Despite factors that especially put seniors at risk, falls are not an inevitable part of growing older. Here are some mobility products that can help keep seniors more stable.

  • Monitors and Sensor Pads

Sensors can be used on beds, chairs and toilet seats. The pads electronically detect the absence of pressure, which in turn sends a signal to the monitor, setting off an alarm. On a bed, pressure pads can be under or on top of the mattress. They are very thin, so they do not disturb sleep, and they are plugged into the monitor via a telephone-type line. Chair and toilet sensors work in the same way.

There are also products that detect when a person steps on the pad and sound an alarm. This type of sensor can be used beside the bed, in a hallway or in front of a chair to monitor when a person gets up or leaves a room unassisted.

  • Fall Mats

Fall mats are used in areas where a person could be injured from a fall on a hard floor. They are cushioned floor mats of various sizes (1 or 2 inches thick) with beveled edges that can be used along the side of the bed, by a toilet or in front of a chair. They help to cushion falls and prevent injuries.

  • Grab Bars

These devices provide extra stability and assistance during transfers. They are typically installed in areas where a senior may need something to hold on to for added balance. Bathrooms are a common location for grab bars, since they can help seniors sit down and get up from the toilet and enter and exit the bathtub or shower safely.

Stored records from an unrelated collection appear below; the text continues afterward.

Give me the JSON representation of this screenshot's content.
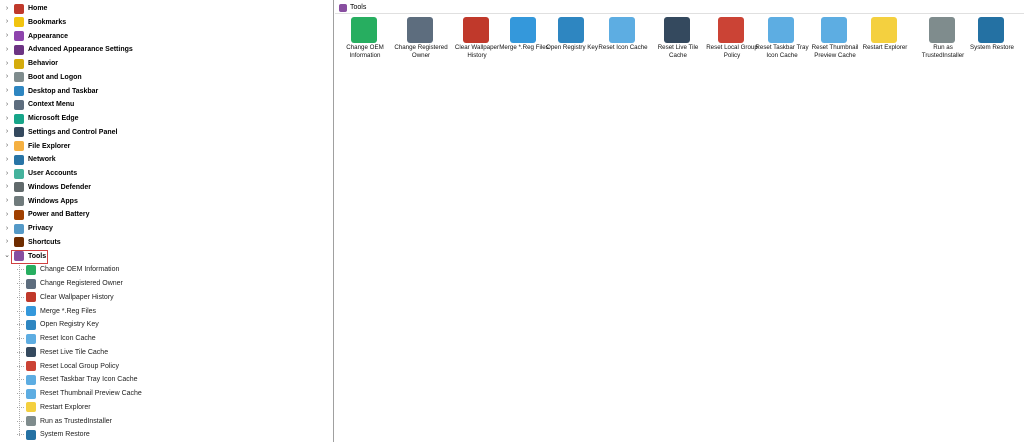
{
  "tree": {
    "categories": [
      {
        "label": "Home",
        "color": "#c0392b"
      },
      {
        "label": "Bookmarks",
        "color": "#f1c40f"
      },
      {
        "label": "Appearance",
        "color": "#8e44ad"
      },
      {
        "label": "Advanced Appearance Settings",
        "color": "#6c3483"
      },
      {
        "label": "Behavior",
        "color": "#d4ac0d"
      },
      {
        "label": "Boot and Logon",
        "color": "#7f8c8d"
      },
      {
        "label": "Desktop and Taskbar",
        "color": "#2e86c1"
      },
      {
        "label": "Context Menu",
        "color": "#5d6d7e"
      },
      {
        "label": "Microsoft Edge",
        "color": "#17a589"
      },
      {
        "label": "Settings and Control Panel",
        "color": "#34495e"
      },
      {
        "label": "File Explorer",
        "color": "#f5b041"
      },
      {
        "label": "Network",
        "color": "#2874a6"
      },
      {
        "label": "User Accounts",
        "color": "#45b39d"
      },
      {
        "label": "Windows Defender",
        "color": "#616a6b"
      },
      {
        "label": "Windows Apps",
        "color": "#707b7c"
      },
      {
        "label": "Power and Battery",
        "color": "#a04000"
      },
      {
        "label": "Privacy",
        "color": "#5499c7"
      },
      {
        "label": "Shortcuts",
        "color": "#6e2c00"
      },
      {
        "label": "Tools",
        "color": "#884ea0"
      }
    ],
    "tools_children": [
      {
        "label": "Change OEM Information",
        "color": "#27ae60"
      },
      {
        "label": "Change Registered Owner",
        "color": "#5d6d7e"
      },
      {
        "label": "Clear Wallpaper History",
        "color": "#c0392b"
      },
      {
        "label": "Merge *.Reg Files",
        "color": "#3498db"
      },
      {
        "label": "Open Registry Key",
        "color": "#2e86c1"
      },
      {
        "label": "Reset Icon Cache",
        "color": "#5dade2"
      },
      {
        "label": "Reset Live Tile Cache",
        "color": "#34495e"
      },
      {
        "label": "Reset Local Group Policy",
        "color": "#cb4335"
      },
      {
        "label": "Reset Taskbar Tray Icon Cache",
        "color": "#5dade2"
      },
      {
        "label": "Reset Thumbnail Preview Cache",
        "color": "#5dade2"
      },
      {
        "label": "Restart Explorer",
        "color": "#f4d03f"
      },
      {
        "label": "Run as TrustedInstaller",
        "color": "#7f8c8d"
      },
      {
        "label": "System Restore",
        "color": "#2471a3"
      }
    ]
  },
  "breadcrumb": {
    "label": "Tools"
  },
  "tiles": [
    {
      "label": "Change OEM Information",
      "color": "#27ae60"
    },
    {
      "label": "Change Registered Owner",
      "color": "#5d6d7e"
    },
    {
      "label": "Clear Wallpaper History",
      "color": "#c0392b"
    },
    {
      "label": "Merge *.Reg Files",
      "color": "#3498db"
    },
    {
      "label": "Open Registry Key",
      "color": "#2e86c1"
    },
    {
      "label": "Reset Icon Cache",
      "color": "#5dade2"
    },
    {
      "label": "Reset Live Tile Cache",
      "color": "#34495e"
    },
    {
      "label": "Reset Local Group Policy",
      "color": "#cb4335"
    },
    {
      "label": "Reset Taskbar Tray Icon Cache",
      "color": "#5dade2"
    },
    {
      "label": "Reset Thumbnail Preview Cache",
      "color": "#5dade2"
    },
    {
      "label": "Restart Explorer",
      "color": "#f4d03f"
    },
    {
      "label": "Run as TrustedInstaller",
      "color": "#7f8c8d"
    },
    {
      "label": "System Restore",
      "color": "#2471a3"
    }
  ],
  "icons": {
    "expander_collapsed": "›",
    "expander_expanded": "⌄"
  }
}
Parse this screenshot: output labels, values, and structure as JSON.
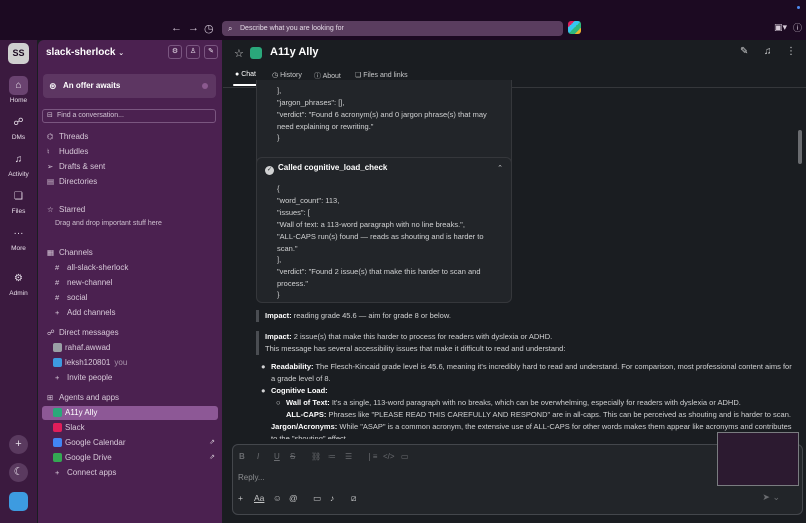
{
  "topbar": {
    "search_placeholder": "Describe what you are looking for"
  },
  "rail": {
    "workspace_initials": "SS",
    "items": [
      {
        "label": "Home"
      },
      {
        "label": "DMs"
      },
      {
        "label": "Activity"
      },
      {
        "label": "Files"
      },
      {
        "label": "More"
      },
      {
        "label": "Admin"
      }
    ]
  },
  "sidebar": {
    "workspace_name": "slack-sherlock",
    "offer": "An offer awaits",
    "find_placeholder": "Find a conversation...",
    "nav": [
      "Threads",
      "Huddles",
      "Drafts & sent",
      "Directories"
    ],
    "starred_label": "Starred",
    "starred_hint": "Drag and drop important stuff here",
    "channels_label": "Channels",
    "channels": [
      "all-slack-sherlock",
      "new-channel",
      "social"
    ],
    "add_channels": "Add channels",
    "dm_label": "Direct messages",
    "dms": [
      {
        "name": "rahaf.awwad",
        "suffix": ""
      },
      {
        "name": "leksh120801",
        "suffix": "you"
      }
    ],
    "invite": "Invite people",
    "apps_label": "Agents and apps",
    "apps": [
      "A11y Ally",
      "Slack",
      "Google Calendar",
      "Google Drive"
    ],
    "connect_apps": "Connect apps"
  },
  "channel": {
    "title": "A11y Ally",
    "tabs": [
      "Chat",
      "History",
      "About",
      "Files and links"
    ]
  },
  "messages": {
    "card1_lines": [
      "],",
      "\"jargon_phrases\": [],",
      "\"verdict\": \"Found 6 acronym(s) and 0 jargon phrase(s) that may need explaining or rewriting.\"",
      "}"
    ],
    "card2_title": "Called cognitive_load_check",
    "card2_lines": [
      "{",
      "\"word_count\": 113,",
      "\"issues\": [",
      "\"Wall of text: a 113-word paragraph with no line breaks.\",",
      "\"ALL-CAPS run(s) found — reads as shouting and is harder to scan.\"",
      "],",
      "\"verdict\": \"Found 2 issue(s) that make this harder to scan and process.\"",
      "}"
    ],
    "impact1_label": "Impact:",
    "impact1_text": " reading grade 45.6 — aim for grade 8 or below.",
    "impact2_label": "Impact:",
    "impact2_text": " 2 issue(s) that make this harder to process for readers with dyslexia or ADHD.",
    "impact2_line2": "This message has several accessibility issues that make it difficult to read and understand:",
    "bullets": [
      {
        "label": "Readability:",
        "text": " The Flesch-Kincaid grade level is 45.6, meaning it's incredibly hard to read and understand. For comparison, most professional content aims for a grade level of 8."
      },
      {
        "label": "Cognitive Load:",
        "text": ""
      },
      {
        "label": "Wall of Text:",
        "text": " It's a single, 113-word paragraph with no breaks, which can be overwhelming, especially for readers with dyslexia or ADHD."
      },
      {
        "label": "ALL-CAPS:",
        "text": " Phrases like \"PLEASE READ THIS CAREFULLY AND RESPOND\" are in all-caps. This can be perceived as shouting and is harder to scan."
      },
      {
        "label": "Jargon/Acronyms:",
        "text": " While \"ASAP\" is a common acronym, the extensive use of ALL-CAPS for other words makes them appear like acronyms and contributes to the \"shouting\" effect."
      }
    ]
  },
  "composer": {
    "placeholder": "Reply..."
  },
  "colors": {
    "sidebar_bg": "#4b2150",
    "rail_bg": "#3b1a3f",
    "selected_item": "#8d5896",
    "main_bg": "#1a1d21"
  }
}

  • Shower Chair or Transfer Bench

A shower chair offers a senior a place to rest and regain balance while bathing. Transfer benches provide stability and support to help seniors with strength or balance issues safely enter and exit the tub or shower.

  • Anti-Slip Mats and Treads

Install these on the bathtub or shower floor. The hard rubber material provides additional traction and prevents slipping.

  • Canes and Walkers

Mobility aids help seniors feel steady on their feet. Make sure the device is the correct height for your elderly parent and has rubber tips or other traction on the bottom for safety. A physical or occupational therapist can assist in selecting and fitting a mobility aid.

  • Socks, Shoes and Slippers

Wearing properly fitted, low-heeled, non-slip footwear for walking and transferring provides traction and is much safer than going barefoot or wearing normal socks. Many socks and shoes are available with non-skid treads on the bottom to reduce slipping accidents. Avoid slip-on shoes that can easily come on and off and cause your loved one to trip.

  • Lifts and Patient Transfer Slings

Lift slings are used to move a person who is unable to move themselves from the bed to a wheelchair or chair. If a senior is too heavy to be transferred without assistance, a lift may be necessary to prevent injuries to both the senior and their caregiver.